XinyiYS/Robust-and-Fair-Federated-Learning

Question about the average test accuracy in the paper

Closed this issue · 2 comments

Hi, I'm very interested in your paper. But I'm confused about Table 1 in the experimental results.

In the original FL formulation, the reward is the same for everyone. In other words, every client gets the same global model. While the paper requires the models to have different performance, commensurate with their contributions. It means that there should be some clients whose model performance is not as good as the performance they get in fedavg. Then why did the clients in the RFFL get a better average test accuracy?

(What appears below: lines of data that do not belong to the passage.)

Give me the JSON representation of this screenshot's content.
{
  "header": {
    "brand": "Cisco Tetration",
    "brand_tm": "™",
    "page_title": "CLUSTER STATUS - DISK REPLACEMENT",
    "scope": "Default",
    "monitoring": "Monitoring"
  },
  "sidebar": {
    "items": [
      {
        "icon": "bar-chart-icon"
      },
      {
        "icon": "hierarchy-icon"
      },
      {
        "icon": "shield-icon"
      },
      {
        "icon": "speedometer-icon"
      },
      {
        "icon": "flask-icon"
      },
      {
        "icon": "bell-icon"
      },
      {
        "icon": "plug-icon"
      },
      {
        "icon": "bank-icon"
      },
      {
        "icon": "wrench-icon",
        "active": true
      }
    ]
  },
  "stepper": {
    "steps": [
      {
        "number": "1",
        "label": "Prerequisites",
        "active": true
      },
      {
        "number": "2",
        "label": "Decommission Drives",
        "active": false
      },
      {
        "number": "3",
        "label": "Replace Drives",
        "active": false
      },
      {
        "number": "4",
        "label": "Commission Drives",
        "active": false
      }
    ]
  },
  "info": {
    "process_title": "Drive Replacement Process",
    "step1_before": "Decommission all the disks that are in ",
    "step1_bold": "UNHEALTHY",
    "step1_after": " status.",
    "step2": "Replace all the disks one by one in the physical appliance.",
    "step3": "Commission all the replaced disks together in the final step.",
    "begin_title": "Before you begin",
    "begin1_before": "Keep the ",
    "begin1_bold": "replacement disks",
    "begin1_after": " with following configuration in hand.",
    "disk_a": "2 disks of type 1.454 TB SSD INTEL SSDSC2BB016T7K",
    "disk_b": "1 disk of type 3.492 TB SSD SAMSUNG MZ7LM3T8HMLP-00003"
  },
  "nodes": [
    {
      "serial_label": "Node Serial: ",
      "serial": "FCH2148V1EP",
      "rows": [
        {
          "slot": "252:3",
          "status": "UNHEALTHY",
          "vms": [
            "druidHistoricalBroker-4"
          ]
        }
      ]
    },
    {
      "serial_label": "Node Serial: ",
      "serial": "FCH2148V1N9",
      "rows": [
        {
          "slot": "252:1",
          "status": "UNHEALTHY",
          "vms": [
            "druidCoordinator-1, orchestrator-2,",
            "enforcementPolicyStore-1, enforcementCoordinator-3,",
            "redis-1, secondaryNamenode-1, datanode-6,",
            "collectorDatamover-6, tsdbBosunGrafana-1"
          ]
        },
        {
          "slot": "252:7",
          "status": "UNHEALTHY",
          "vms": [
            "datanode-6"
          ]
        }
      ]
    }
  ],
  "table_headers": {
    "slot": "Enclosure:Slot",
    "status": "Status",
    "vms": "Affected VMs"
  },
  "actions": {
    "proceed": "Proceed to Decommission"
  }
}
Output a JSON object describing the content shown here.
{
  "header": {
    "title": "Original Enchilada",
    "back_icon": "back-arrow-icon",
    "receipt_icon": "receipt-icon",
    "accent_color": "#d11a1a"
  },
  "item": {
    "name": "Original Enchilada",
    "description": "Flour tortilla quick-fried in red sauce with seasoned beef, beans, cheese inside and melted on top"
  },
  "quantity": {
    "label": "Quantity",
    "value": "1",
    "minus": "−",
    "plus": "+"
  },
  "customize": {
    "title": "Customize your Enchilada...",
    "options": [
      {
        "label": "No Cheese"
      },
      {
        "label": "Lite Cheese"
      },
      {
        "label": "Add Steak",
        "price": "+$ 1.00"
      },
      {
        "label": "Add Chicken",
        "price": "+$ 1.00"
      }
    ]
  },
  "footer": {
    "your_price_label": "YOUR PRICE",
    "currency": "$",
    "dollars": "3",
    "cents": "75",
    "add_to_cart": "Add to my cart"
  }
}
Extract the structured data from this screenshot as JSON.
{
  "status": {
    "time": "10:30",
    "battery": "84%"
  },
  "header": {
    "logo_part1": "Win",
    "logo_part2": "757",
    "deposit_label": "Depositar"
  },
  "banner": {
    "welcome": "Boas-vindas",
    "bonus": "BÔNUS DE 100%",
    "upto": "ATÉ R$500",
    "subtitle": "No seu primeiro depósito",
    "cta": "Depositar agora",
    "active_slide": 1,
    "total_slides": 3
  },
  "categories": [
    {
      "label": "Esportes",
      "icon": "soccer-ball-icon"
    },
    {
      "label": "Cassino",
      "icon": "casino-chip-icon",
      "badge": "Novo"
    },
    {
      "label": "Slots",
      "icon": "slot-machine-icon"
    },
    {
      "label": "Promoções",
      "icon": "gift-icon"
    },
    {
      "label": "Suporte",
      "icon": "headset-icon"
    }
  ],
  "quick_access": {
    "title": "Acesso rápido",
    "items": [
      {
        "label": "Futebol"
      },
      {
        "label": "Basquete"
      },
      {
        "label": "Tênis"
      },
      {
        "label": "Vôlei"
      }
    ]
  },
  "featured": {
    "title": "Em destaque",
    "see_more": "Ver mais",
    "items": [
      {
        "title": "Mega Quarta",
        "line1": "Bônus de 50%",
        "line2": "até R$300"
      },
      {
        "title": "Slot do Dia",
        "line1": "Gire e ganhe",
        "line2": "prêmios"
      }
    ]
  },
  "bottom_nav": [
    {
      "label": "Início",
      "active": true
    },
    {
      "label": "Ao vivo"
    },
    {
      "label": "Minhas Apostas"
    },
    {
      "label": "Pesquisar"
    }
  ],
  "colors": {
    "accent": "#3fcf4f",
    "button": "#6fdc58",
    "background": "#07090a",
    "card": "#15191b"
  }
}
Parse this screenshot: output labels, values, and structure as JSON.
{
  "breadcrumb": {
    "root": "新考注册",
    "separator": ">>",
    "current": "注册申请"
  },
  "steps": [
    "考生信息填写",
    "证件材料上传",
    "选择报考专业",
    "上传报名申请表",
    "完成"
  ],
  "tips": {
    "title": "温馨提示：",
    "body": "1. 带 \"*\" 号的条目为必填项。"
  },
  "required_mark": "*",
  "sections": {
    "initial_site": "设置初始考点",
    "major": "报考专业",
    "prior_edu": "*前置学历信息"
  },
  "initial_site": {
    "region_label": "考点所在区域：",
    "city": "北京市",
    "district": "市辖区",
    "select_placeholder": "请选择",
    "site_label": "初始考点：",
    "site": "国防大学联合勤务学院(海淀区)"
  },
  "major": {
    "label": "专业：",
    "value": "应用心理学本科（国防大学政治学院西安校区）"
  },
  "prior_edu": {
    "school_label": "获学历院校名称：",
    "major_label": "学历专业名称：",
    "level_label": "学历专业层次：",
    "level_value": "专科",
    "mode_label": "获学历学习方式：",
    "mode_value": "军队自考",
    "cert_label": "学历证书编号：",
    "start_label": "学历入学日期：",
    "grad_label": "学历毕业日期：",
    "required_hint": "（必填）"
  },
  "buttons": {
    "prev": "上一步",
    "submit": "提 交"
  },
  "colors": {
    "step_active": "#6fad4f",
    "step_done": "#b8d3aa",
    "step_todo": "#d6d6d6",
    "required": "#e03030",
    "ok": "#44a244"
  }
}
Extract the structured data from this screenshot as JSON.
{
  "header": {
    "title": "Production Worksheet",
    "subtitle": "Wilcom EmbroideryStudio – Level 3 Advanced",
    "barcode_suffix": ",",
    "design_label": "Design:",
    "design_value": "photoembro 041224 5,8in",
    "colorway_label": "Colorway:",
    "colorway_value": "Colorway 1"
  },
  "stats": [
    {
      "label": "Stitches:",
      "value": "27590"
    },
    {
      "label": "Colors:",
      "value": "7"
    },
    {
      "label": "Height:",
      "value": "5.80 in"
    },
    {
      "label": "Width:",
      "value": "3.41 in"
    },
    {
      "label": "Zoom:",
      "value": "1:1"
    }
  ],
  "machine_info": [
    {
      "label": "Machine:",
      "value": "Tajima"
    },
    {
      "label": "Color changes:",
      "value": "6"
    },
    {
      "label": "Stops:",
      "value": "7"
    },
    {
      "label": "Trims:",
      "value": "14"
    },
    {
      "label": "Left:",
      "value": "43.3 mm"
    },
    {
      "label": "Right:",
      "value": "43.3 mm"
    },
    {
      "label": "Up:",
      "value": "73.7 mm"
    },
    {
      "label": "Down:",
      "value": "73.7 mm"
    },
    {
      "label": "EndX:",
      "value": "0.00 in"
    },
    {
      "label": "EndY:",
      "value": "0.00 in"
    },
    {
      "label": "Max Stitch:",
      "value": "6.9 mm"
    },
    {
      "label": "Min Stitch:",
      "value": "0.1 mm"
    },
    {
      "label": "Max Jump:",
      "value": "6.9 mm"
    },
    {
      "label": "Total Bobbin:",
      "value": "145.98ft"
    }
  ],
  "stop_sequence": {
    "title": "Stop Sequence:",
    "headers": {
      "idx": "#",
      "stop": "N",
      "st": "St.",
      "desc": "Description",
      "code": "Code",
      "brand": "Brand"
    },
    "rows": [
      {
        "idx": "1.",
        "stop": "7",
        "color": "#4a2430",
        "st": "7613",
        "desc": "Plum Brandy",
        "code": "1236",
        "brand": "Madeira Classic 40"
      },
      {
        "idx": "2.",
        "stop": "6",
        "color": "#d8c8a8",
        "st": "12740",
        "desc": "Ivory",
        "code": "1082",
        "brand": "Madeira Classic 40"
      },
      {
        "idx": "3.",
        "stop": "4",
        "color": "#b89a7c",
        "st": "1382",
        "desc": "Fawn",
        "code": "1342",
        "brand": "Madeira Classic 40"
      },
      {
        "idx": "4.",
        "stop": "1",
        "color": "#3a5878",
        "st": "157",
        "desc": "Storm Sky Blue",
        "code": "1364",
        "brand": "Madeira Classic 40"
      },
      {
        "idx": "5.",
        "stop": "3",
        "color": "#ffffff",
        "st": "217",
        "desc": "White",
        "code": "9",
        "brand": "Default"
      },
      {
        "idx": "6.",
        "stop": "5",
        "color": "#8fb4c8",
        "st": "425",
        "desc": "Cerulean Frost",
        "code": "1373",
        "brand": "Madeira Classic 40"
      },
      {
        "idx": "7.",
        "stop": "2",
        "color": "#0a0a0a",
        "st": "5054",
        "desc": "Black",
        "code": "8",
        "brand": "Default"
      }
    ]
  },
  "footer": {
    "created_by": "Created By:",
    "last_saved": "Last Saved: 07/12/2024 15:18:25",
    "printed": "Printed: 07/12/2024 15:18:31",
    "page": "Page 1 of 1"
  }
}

Looking forward to your reply! Thank you.

Thanks for the interest in our work.

See the following:

It means that there should be some clients whose model performance is not as good as the performance they get in fedavg.

This statement is not an entirely accurate description of what happens in our method. It is true that our method intends for the clients to have different models (hence different model performance). For the clients that receive models of relatively lower performance, it is not necessarily true that this performance is lower than that in FedAvg. Let me give a hypothetical example: Suppose that FedAvg obtains a model of performance $80 \%$ test accuracy (for all clients), while our method can obtain models of different performance with the range of $85 \%$ to $90\%$ test accuracy. Then a client that receives a relatively worse model in our method (e.g., $85 \%$), can still have a model that is better than in FedAvg (i.e., $80\%$).

So the question is: why/how is it that our method can outperform FedAvg in obtaining a higher test accuracy? The answer is that each client's gradient (or model update) is aggregated based on their reputation (i.e., their reputation is the weight, $r_t^{(t-1)}$ in Equation (1)) where in FedAvg, each client's gradient is aggregated based on the size of their local dataset. This implementation enables our method to carefully utilize the clients' reputations (which are an indirect measure of the qualities of the clients' local data and uploaded gradients) and upweight the "good clients" (and downweight the "bad clients"). This effect is more prominent in the experiment settings including adversarial clients (e.g., Table 6).

I understand. Thanks for your patient response.